In this notebook, we will be diving into the world of web scraping using the rvest library.

Web scraping is a technique for extracting information from websites. The rvest library is a powerful tool for web scraping in R, providing a wide range of functions for working with HTML and XML documents.

First, let's start by installing and loading the necessary library: rvest. 

In [1]:
library("rvest")

Now, let's use the read_html function to read the HTML of a website. We will be using the example of scraping data from "Wikipedia", you can do this by running the following code:

In [2]:
# Read the HTML of the website
url <- "https://www.wikipedia.org/"
html <- read_html(url)

The read_html function takes one argument: the URL of the website to scrape.

Now, we can use the html_nodes function to select specific elements of the HTML document. Let's select all of the anchor tags on the page, we can do this using the following code:

In [3]:
# Select all of the anchor tags
anchors <- html_nodes(html, "a")

In [4]:
anchors

{xml_nodeset (334)}
 [1] <a id="js-link-box-en" href="//en.wikipedia.org/" title="English — Wikip ...
 [2] <a id="js-link-box-ru" href="//ru.wikipedia.org/" title="Russkiy — Викип ...
 [3] <a id="js-link-box-es" href="//es.wikipedia.org/" title="Español — Wikip ...
 [4] <a id="js-link-box-ja" href="//ja.wikipedia.org/" title="Nihongo — ウィキペデ ...
 [5] <a id="js-link-box-de" href="//de.wikipedia.org/" title="Deutsch — Wikip ...
 [6] <a id="js-link-box-fr" href="//fr.wikipedia.org/" title="français — Wiki ...
 [7] <a id="js-link-box-it" href="//it.wikipedia.org/" title="Italiano — Wiki ...
 [8] <a id="js-link-box-zh" href="//zh.wikipedia.org/" title="Zhōngwén — 维基百科 ...
 [9] <a id="js-link-box-fa" href="//fa.wikipedia.org/" title="Fārsi — ویکی‌پد ...
[10] <a id="js-link-box-pt" href="//pt.wikipedia.org/" title="Português — Wik ...
[11] <a href="//pl.wikipedia.org/" lang="pl">Polski</a>
[12] <a href="//ar.wikipedia.org/" lang="ar" title="Al-ʿArabīyah"><bdi dir="r ...
[13] <a href="//de.wik

The html_nodes function takes two arguments: the HTML document and a CSS selector for the elements to select.

We can use the html_text function to extract the text from the selected elements.
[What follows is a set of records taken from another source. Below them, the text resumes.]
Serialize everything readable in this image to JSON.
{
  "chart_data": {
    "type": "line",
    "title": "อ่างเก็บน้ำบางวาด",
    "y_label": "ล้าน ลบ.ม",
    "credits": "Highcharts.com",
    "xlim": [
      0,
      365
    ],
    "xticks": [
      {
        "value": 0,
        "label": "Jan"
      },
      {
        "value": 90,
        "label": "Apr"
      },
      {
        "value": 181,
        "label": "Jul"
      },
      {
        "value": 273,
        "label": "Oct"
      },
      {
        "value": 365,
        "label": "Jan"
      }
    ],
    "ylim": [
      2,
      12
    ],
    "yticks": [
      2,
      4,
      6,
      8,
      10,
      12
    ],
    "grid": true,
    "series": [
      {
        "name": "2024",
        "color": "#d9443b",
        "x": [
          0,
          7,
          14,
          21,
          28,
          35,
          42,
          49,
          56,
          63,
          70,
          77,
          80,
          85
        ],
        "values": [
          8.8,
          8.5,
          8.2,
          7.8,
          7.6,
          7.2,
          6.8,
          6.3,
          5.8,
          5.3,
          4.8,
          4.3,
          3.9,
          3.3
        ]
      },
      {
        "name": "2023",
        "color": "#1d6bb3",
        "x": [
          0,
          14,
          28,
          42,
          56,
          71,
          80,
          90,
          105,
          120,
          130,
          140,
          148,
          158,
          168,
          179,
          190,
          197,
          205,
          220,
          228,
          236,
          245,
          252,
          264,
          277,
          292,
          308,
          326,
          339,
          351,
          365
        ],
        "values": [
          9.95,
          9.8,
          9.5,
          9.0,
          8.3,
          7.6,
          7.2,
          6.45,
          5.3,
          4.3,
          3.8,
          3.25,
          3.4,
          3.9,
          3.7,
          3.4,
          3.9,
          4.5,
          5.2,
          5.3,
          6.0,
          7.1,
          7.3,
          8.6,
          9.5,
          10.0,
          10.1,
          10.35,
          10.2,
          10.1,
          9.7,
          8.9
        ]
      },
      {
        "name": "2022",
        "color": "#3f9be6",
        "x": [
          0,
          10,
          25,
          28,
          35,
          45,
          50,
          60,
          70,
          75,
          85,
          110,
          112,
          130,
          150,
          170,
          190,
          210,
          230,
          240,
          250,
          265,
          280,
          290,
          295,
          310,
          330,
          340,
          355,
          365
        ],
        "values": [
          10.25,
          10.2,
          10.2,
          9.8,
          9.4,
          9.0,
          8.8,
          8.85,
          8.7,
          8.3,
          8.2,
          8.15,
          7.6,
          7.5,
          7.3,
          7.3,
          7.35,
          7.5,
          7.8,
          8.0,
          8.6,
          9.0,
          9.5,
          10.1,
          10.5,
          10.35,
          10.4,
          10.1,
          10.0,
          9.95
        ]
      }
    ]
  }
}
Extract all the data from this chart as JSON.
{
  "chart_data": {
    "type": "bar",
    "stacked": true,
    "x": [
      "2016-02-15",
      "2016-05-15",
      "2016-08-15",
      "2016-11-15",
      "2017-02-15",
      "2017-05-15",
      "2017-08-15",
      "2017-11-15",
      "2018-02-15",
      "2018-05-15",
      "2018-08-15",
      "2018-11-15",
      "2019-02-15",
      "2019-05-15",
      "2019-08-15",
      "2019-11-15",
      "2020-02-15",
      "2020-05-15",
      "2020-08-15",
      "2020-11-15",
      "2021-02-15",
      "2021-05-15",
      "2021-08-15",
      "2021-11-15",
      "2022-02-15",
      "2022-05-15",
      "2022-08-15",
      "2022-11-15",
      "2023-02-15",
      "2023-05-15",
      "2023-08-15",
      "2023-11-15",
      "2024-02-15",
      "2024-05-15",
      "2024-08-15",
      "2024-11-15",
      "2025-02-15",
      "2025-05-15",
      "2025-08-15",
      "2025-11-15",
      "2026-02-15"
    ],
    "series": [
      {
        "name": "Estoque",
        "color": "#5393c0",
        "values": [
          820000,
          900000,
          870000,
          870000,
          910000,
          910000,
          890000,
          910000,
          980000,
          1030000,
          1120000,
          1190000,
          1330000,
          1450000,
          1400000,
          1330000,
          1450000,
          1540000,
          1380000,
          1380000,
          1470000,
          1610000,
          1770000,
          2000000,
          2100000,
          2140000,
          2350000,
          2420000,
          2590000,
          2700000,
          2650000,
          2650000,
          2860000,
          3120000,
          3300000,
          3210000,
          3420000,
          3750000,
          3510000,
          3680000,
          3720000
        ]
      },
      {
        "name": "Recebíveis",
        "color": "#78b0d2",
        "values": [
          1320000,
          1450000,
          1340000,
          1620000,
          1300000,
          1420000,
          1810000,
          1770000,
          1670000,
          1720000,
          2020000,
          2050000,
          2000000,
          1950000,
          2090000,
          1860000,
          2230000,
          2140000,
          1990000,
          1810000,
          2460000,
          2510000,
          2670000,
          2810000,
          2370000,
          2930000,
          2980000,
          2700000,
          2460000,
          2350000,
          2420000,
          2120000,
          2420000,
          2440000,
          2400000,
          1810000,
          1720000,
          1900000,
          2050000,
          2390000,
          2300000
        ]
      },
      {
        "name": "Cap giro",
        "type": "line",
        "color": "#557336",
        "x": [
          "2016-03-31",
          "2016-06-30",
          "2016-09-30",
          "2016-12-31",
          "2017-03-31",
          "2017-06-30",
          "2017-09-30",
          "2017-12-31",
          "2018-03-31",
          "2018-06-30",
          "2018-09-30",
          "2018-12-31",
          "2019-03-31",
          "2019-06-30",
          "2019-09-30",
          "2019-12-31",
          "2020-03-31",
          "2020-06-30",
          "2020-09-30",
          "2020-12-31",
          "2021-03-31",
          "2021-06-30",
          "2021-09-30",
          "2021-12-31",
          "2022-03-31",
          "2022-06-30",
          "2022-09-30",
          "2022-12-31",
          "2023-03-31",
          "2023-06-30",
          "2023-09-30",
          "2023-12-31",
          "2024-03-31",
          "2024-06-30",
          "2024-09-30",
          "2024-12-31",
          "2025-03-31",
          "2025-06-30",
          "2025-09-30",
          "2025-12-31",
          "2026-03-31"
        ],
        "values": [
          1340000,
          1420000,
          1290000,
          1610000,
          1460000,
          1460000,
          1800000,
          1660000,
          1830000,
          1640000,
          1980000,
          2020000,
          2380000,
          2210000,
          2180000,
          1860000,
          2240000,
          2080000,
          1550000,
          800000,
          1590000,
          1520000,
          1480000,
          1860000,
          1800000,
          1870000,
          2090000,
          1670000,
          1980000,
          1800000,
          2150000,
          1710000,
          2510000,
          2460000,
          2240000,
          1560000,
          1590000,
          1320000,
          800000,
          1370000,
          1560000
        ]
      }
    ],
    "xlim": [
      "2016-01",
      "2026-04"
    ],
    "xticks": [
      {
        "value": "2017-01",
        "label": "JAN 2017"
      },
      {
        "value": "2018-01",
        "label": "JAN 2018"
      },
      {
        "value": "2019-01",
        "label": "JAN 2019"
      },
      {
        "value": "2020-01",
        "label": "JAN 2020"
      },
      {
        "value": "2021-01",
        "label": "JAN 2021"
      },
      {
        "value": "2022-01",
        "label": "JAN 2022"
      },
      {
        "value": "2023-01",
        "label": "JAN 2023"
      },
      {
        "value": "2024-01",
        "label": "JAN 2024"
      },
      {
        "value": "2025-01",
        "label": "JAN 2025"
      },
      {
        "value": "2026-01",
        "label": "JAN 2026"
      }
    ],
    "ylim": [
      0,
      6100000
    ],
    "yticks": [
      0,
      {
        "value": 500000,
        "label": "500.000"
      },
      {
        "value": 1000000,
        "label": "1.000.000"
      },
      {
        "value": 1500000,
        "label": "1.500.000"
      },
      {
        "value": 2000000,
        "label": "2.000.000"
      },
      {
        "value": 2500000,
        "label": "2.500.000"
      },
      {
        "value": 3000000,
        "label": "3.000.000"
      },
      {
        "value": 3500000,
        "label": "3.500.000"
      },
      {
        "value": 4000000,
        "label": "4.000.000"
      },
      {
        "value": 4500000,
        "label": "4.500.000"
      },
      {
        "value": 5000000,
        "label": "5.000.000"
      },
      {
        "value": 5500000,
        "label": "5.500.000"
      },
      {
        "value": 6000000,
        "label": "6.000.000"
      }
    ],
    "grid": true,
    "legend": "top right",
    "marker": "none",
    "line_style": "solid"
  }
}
Let's extract the text from the anchor tags, we can do this using the following code:

In [5]:
# Extract the text from the anchor tags
anchor_text <- html_text(anchors)

In [6]:
anchor_text

The html_text function takes one argument: the selected elements.

Now, we can use the html_attrs function to extract the attributes of the selected elements. Let's extract the href attribute of the anchor tags, we can do this using the following code:

In [7]:
# Extract the href attribute from the anchor tags
anchor_hrefs <- html_attrs(anchors)$href

The html_attrs function takes one argument: the selected elements.

That's it! You've just seen some examples of how to use the rvest library for web scraping in R. The rvest library is a powerful tool for working with HTML and XML documents, providing a wide range of functions for selecting, extracting, and manipulating elements of a document. I hope you found this notebook helpful and you can start using the rvest library in your own projects.